Dieckhaus Henry, Kuhlman Brian
Department of Biochemistry and Biophysics, University of North Carolina School of Medicine, Chapel Hill, North Carolina, USA.
Division of Chemical Biology and Medicinal Chemistry, University of North Carolina Eshelman School of Pharmacy, Chapel Hill, North Carolina, USA.
Protein Sci. 2025 Jan;34(1):e70003. doi: 10.1002/pro.70003.
There is strong interest in accurate methods for predicting changes in protein stability resulting from amino acid mutations to the protein sequence. Recombinant proteins must often be stabilized to be used as therapeutics or reagents, and destabilizing mutations are implicated in a variety of diseases. Due to increased data availability and improved modeling techniques, recent studies have shown advancements in predicting changes in protein stability when a single-point mutation is made. Less focus has been directed toward predicting changes in protein stability when there are two or more mutations. Here, we analyze the largest available dataset of double point mutation stability and benchmark several widely used protein stability models on this and other datasets. We find that additive models of protein stability perform surprisingly well on this task, achieving similar performance to comparable non-additive predictors according to most metrics. Accordingly, we find that neither artificial intelligence-based nor physics-based protein stability models consistently capture epistatic interactions between single mutations. We observe one notable deviation from this trend, which is that epistasis-aware models provide marginally better predictions than additive models on stabilizing double point mutations. We develop an extension of the ThermoMPNN framework for double mutant modeling, as well as a novel data augmentation scheme, which mitigates some of the limitations in currently available datasets. Collectively, our findings indicate that current protein stability models fail to capture the nuanced epistatic interactions between concurrent mutations due to several factors, including training dataset limitations and insufficient model sensitivity.

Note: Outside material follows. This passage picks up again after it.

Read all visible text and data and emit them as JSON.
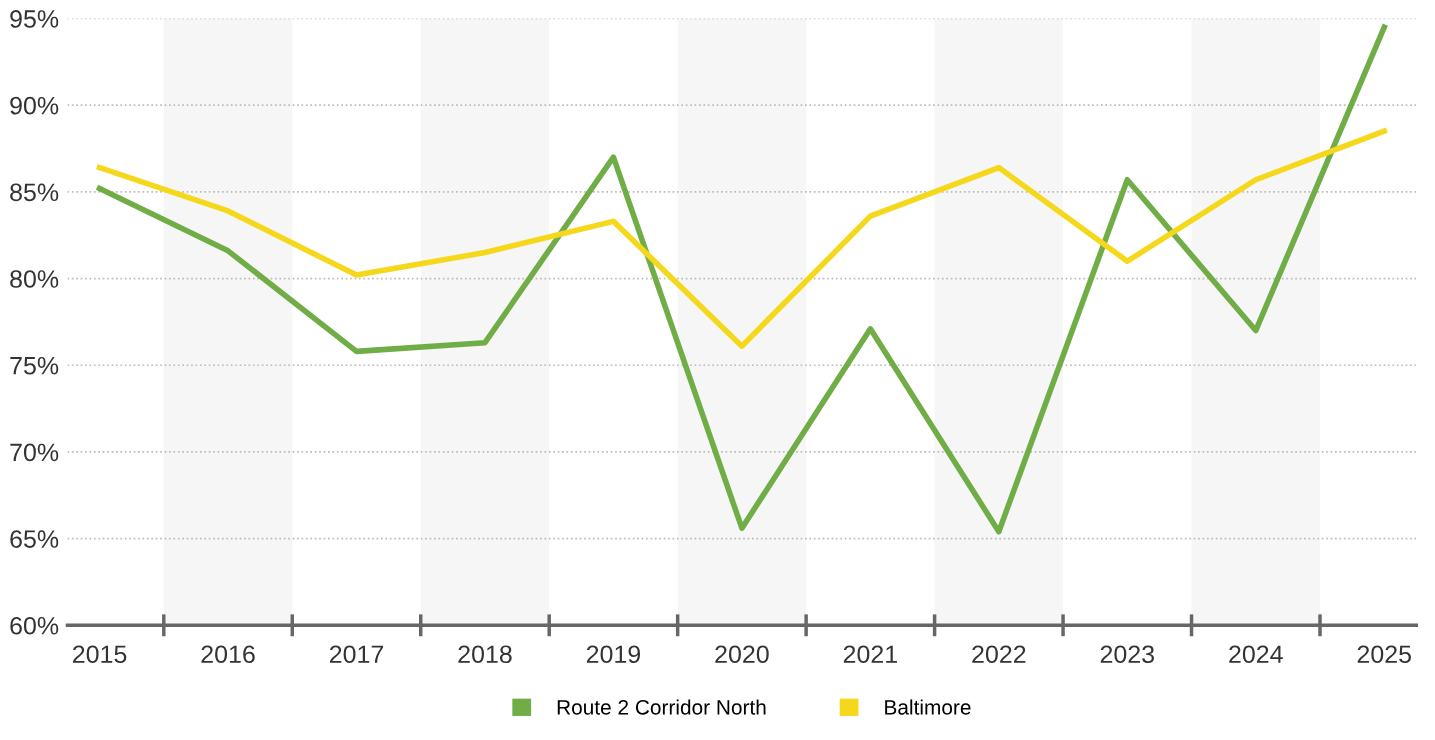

人们对准确预测由于蛋白质序列中的氨基酸突变而导致的蛋白质稳定性变化的方法有着浓厚的兴趣。重组蛋白通常必须经过稳定化处理才能用作治疗剂或试剂,而不稳定的突变与多种疾病有关。由于数据可用性的提高和建模技术的改进,最近的研究表明在预测单点突变时蛋白质稳定性的变化方面取得了进展。而对于预测两个或更多突变时蛋白质稳定性的变化则关注较少。在这里,我们分析了最大的双点突变稳定性可用数据集,并在这个数据集和其他数据集上对几个广泛使用的蛋白质稳定性模型进行了基准测试。我们发现蛋白质稳定性的加性模型在这项任务中表现出奇地好,根据大多数指标,其性能与可比的非加性预测器相似。因此,我们发现基于人工智能的和基于物理学的蛋白质稳定性模型都不能始终捕捉单个突变之间的上位性相互作用。我们观察到一个明显偏离这一趋势的情况,即上位性感知模型在稳定双点突变方面提供的预测略优于加性模型。我们开发了一个用于双突变体建模的ThermoMPNN框架扩展,以及一种新颖的数据增强方案,该方案减轻了当前可用数据集中的一些限制。总的来说,我们的研究结果表明,由于包括训练数据集限制和模型灵敏度不足在内的几个因素,当前的蛋白质稳定性模型未能捕捉到并发突变之间细微的上位性相互作用。